Mitch sees future autonomous fleets becoming increasingly collaborative, with software-driven coordination allowing systems to identify gaps in coverage and dynamically adjust tasking in response to changing conditions. “If you have the machine learning and the AI in place, you can have a self-healing capability. We’ve lost one over here, lost comms – let’s reinforce that coverage by another one. That’s probably five years away, but that’s where this is heading.”
This shift also enables the generation of maritime mass in ways that would be financially and operationally impossible using traditional crewed platforms alone.
Industry collaboration and the silo problem
For all the technological optimism, Mitch is candid about the structural risks facing Australia’s autonomous maritime sector. A small sovereign industry, comprising players like Ocius, Elysium EPL, XOCEAN and EGS Fremantle, is producing genuinely differentiated capability but risks being fragmented by competitive silos at precisely the moment that interoperability matters most.
The call is for common architecture and shared data standards, a common language between platforms built by competing firms, so that tactical data generated by a $230,000 surface vessel can flow seamlessly into the targeting and surveillance networks of Australia’s most sophisticated crewed platforms. In Mitch’s view, the ability to integrate, adapt and sustain those mission systems is becoming as important to sovereign capability as the platforms themselves.
“Australia is a very, very small country in respect to the number of players in this domain. We’re all fantastic capabilities, but we are such a small country that we need to work together. Each boat is going to do something different; each platform will have a different level of capability and a different price tag.

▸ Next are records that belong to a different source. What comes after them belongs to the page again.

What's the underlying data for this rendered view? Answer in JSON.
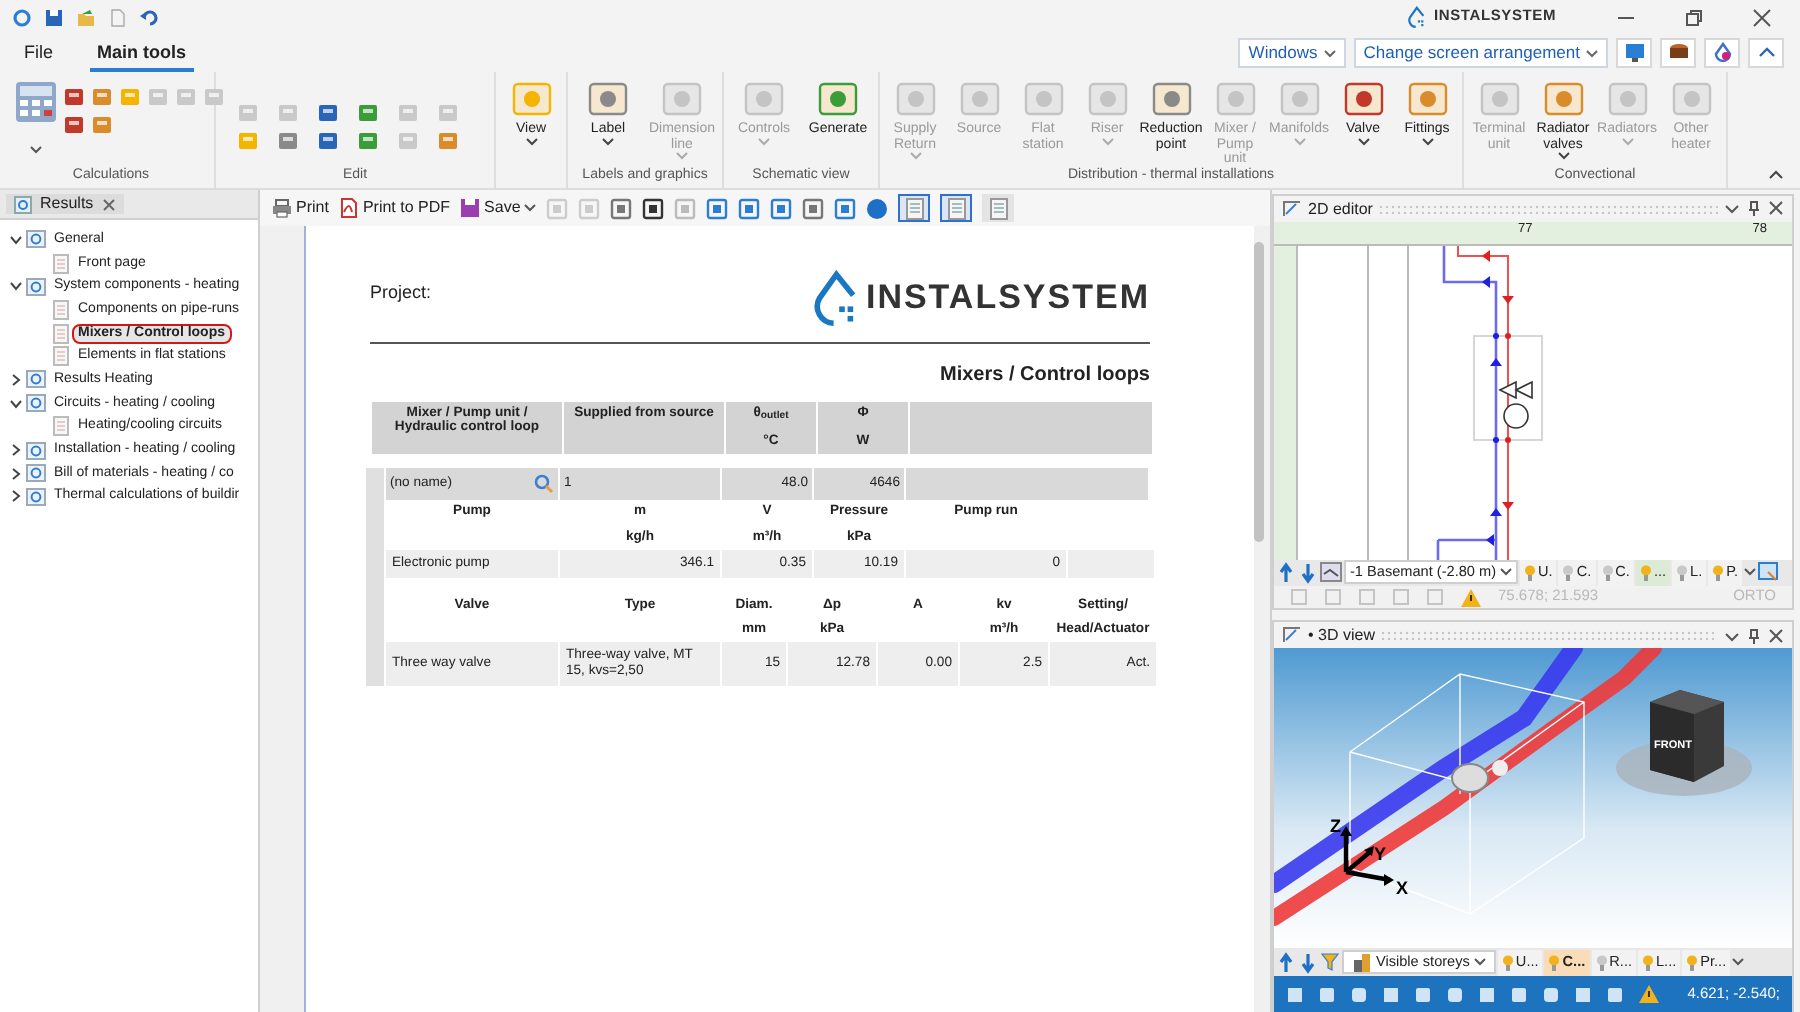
{
  "title_bar": {
    "logo": "INSTALSYSTEM"
  },
  "menu_tabs": [
    {
      "label": "File",
      "selected": false
    },
    {
      "label": "Main tools",
      "selected": true
    }
  ],
  "window_menus": [
    {
      "label": "Windows"
    },
    {
      "label": "Change screen arrangement"
    }
  ],
  "ribbon_groups": [
    {
      "kind": "calc",
      "label": "Calculations"
    },
    {
      "kind": "edit",
      "label": "Edit"
    },
    {
      "kind": "buttons",
      "buttons": [
        {
          "label": "View",
          "disabled": false,
          "dropdown": true
        }
      ]
    },
    {
      "kind": "buttons",
      "label": "Labels and graphics",
      "buttons": [
        {
          "label": "Label",
          "disabled": false,
          "dropdown": true
        },
        {
          "label": "Dimension line",
          "disabled": true,
          "dropdown": true
        }
      ]
    },
    {
      "kind": "buttons",
      "label": "Schematic view",
      "buttons": [
        {
          "label": "Controls",
          "disabled": true,
          "dropdown": true
        },
        {
          "label": "Generate",
          "disabled": false,
          "dropdown": false
        }
      ]
    },
    {
      "kind": "buttons",
      "label": "Distribution - thermal installations",
      "buttons": [
        {
          "label": "Supply Return",
          "disabled": true,
          "dropdown": true
        },
        {
          "label": "Source",
          "disabled": true,
          "dropdown": false
        },
        {
          "label": "Flat station",
          "disabled": true,
          "dropdown": false
        },
        {
          "label": "Riser",
          "disabled": true,
          "dropdown": true
        },
        {
          "label": "Reduction point",
          "disabled": false,
          "dropdown": false
        },
        {
          "label": "Mixer / Pump unit",
          "disabled": true,
          "dropdown": false
        },
        {
          "label": "Manifolds",
          "disabled": true,
          "dropdown": true
        },
        {
          "label": "Valve",
          "disabled": false,
          "dropdown": true
        },
        {
          "label": "Fittings",
          "disabled": false,
          "dropdown": true
        }
      ]
    },
    {
      "kind": "buttons",
      "label": "Convectional",
      "buttons": [
        {
          "label": "Terminal unit",
          "disabled": true,
          "dropdown": false
        },
        {
          "label": "Radiator valves",
          "disabled": false,
          "dropdown": true
        },
        {
          "label": "Radiators",
          "disabled": true,
          "dropdown": true
        },
        {
          "label": "Other heater",
          "disabled": true,
          "dropdown": false
        }
      ]
    }
  ],
  "results_panel": {
    "tab": "Results",
    "tree": [
      {
        "label": "General",
        "expanded": true,
        "selected": false,
        "children": [
          {
            "label": "Front page",
            "selected": false
          }
        ]
      },
      {
        "label": "System components - heating",
        "expanded": true,
        "selected": false,
        "children": [
          {
            "label": "Components on pipe-runs",
            "selected": false
          },
          {
            "label": "Mixers / Control loops",
            "selected": true
          },
          {
            "label": "Elements in flat stations",
            "selected": false
          }
        ]
      },
      {
        "label": "Results Heating",
        "expanded": false,
        "selected": false
      },
      {
        "label": "Circuits - heating / cooling",
        "expanded": true,
        "selected": false,
        "children": [
          {
            "label": "Heating/cooling circuits",
            "selected": false
          }
        ]
      },
      {
        "label": "Installation - heating / cooling",
        "expanded": false,
        "selected": false
      },
      {
        "label": "Bill of materials - heating / co",
        "expanded": false,
        "selected": false
      },
      {
        "label": "Thermal calculations of buildir",
        "expanded": false,
        "selected": false
      }
    ]
  },
  "report_toolbar": {
    "buttons": [
      {
        "label": "Print",
        "dropdown": false
      },
      {
        "label": "Print to PDF",
        "dropdown": false
      },
      {
        "label": "Save",
        "dropdown": true
      }
    ],
    "view_toggles": [
      {
        "selected": true
      },
      {
        "selected": true
      },
      {
        "selected": false
      }
    ]
  },
  "report": {
    "project_label": "Project:",
    "logo": "INSTALSYSTEM",
    "title": "Mixers / Control loops",
    "columns": [
      {
        "name": "Mixer / Pump unit / Hydraulic control loop"
      },
      {
        "name": "Supplied from source"
      },
      {
        "name": "θ$_{outlet}$",
        "unit": "°C"
      },
      {
        "name": "Φ",
        "unit": "W"
      }
    ],
    "groups": [
      {
        "name": "(no name)",
        "source": "1",
        "outlet_temp": "48.0",
        "heat_flow": "4646",
        "pump_table": {
          "columns": [
            {
              "name": "Pump"
            },
            {
              "name": "m",
              "unit": "kg/h"
            },
            {
              "name": "V",
              "unit": "m³/h"
            },
            {
              "name": "Pressure",
              "unit": "kPa"
            },
            {
              "name": "Pump run"
            }
          ],
          "rows": [
            [
              "Electronic pump",
              "346.1",
              "0.35",
              "10.19",
              "0"
            ]
          ]
        },
        "valve_table": {
          "columns": [
            {
              "name": "Valve"
            },
            {
              "name": "Type"
            },
            {
              "name": "Diam.",
              "unit": "mm"
            },
            {
              "name": "Δp",
              "unit": "kPa"
            },
            {
              "name": "A"
            },
            {
              "name": "kv",
              "unit": "m³/h"
            },
            {
              "name": "Setting/",
              "unit": "Head/Actuator"
            }
          ],
          "rows": [
            [
              "Three way valve",
              "Three-way valve, MT 15, kvs=2,50",
              "15",
              "12.78",
              "0.00",
              "2.5",
              "Act."
            ]
          ]
        }
      }
    ]
  },
  "editor_2d": {
    "title": "2D editor",
    "ruler_labels": [
      "77",
      "78"
    ],
    "storey": "-1 Basemant (-2.80 m)",
    "layer_tabs": [
      {
        "label": "U.",
        "on": true,
        "selected": false
      },
      {
        "label": "C.",
        "on": false,
        "selected": false
      },
      {
        "label": "C.",
        "on": false,
        "selected": false
      },
      {
        "label": "...",
        "on": true,
        "selected": true
      },
      {
        "label": "L.",
        "on": false,
        "selected": false
      },
      {
        "label": "P.",
        "on": true,
        "selected": false
      }
    ],
    "coords": "75.678; 21.593",
    "mode": "ORTO"
  },
  "view_3d": {
    "title": "• 3D view",
    "axes": [
      "Z",
      "Y",
      "X"
    ],
    "cube_face": "FRONT",
    "storeys_button": "Visible storeys",
    "layer_tabs": [
      {
        "label": "U...",
        "on": true,
        "selected": false
      },
      {
        "label": "C...",
        "on": true,
        "selected": true
      },
      {
        "label": "R...",
        "on": false,
        "selected": false
      },
      {
        "label": "L...",
        "on": true,
        "selected": false
      },
      {
        "label": "Pr...",
        "on": true,
        "selected": false
      }
    ],
    "coords": "4.621; -2.540;"
  }
}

But how does my Seasats then go through to actually go and talk to a Bluebottle, which can hand off target data to a P-8 or a Global Hawk?”
Without that integration layer, autonomous surface vessels risk becoming isolated sensors rather than networked force multipliers.
Building the fleet while sailing it
What emerges from Mitch’s analysis is a picture of an industry and a navy genuinely at an inflection point.
The 2026 National Defence Strategy and 2026 Integrated Investment Program have sent unambiguous signals about maritime autonomous systems as a priority capability. The challenge is translating institutional intent into fielded, interoperable, scalable and attritable capability at the speed the strategic environment demands.
Mitch’s counsel is to accept imperfection as the price of progress.
The Ghost Shark and C2 Robotics Speartooth, like the Predator and Global Hawk before them, will not be perfect from day one. What matters is breaking new ground, accumulating operational learning and building the trust – institutional, regulatory and public – that autonomous maritime systems will require to fulfil their potential.
“It’s about going both feet in and evolving as you’re actually learning. Sailing the submarine while you’re building it – or diving.”
For the Royal Australian Navy and more broadly, for Australia’s maritime security and resilience ecosystem, facing a maritime domain that cannot be persistently monitored by crewed assets alone, those are words that carry the weight of genuine strategic urgency.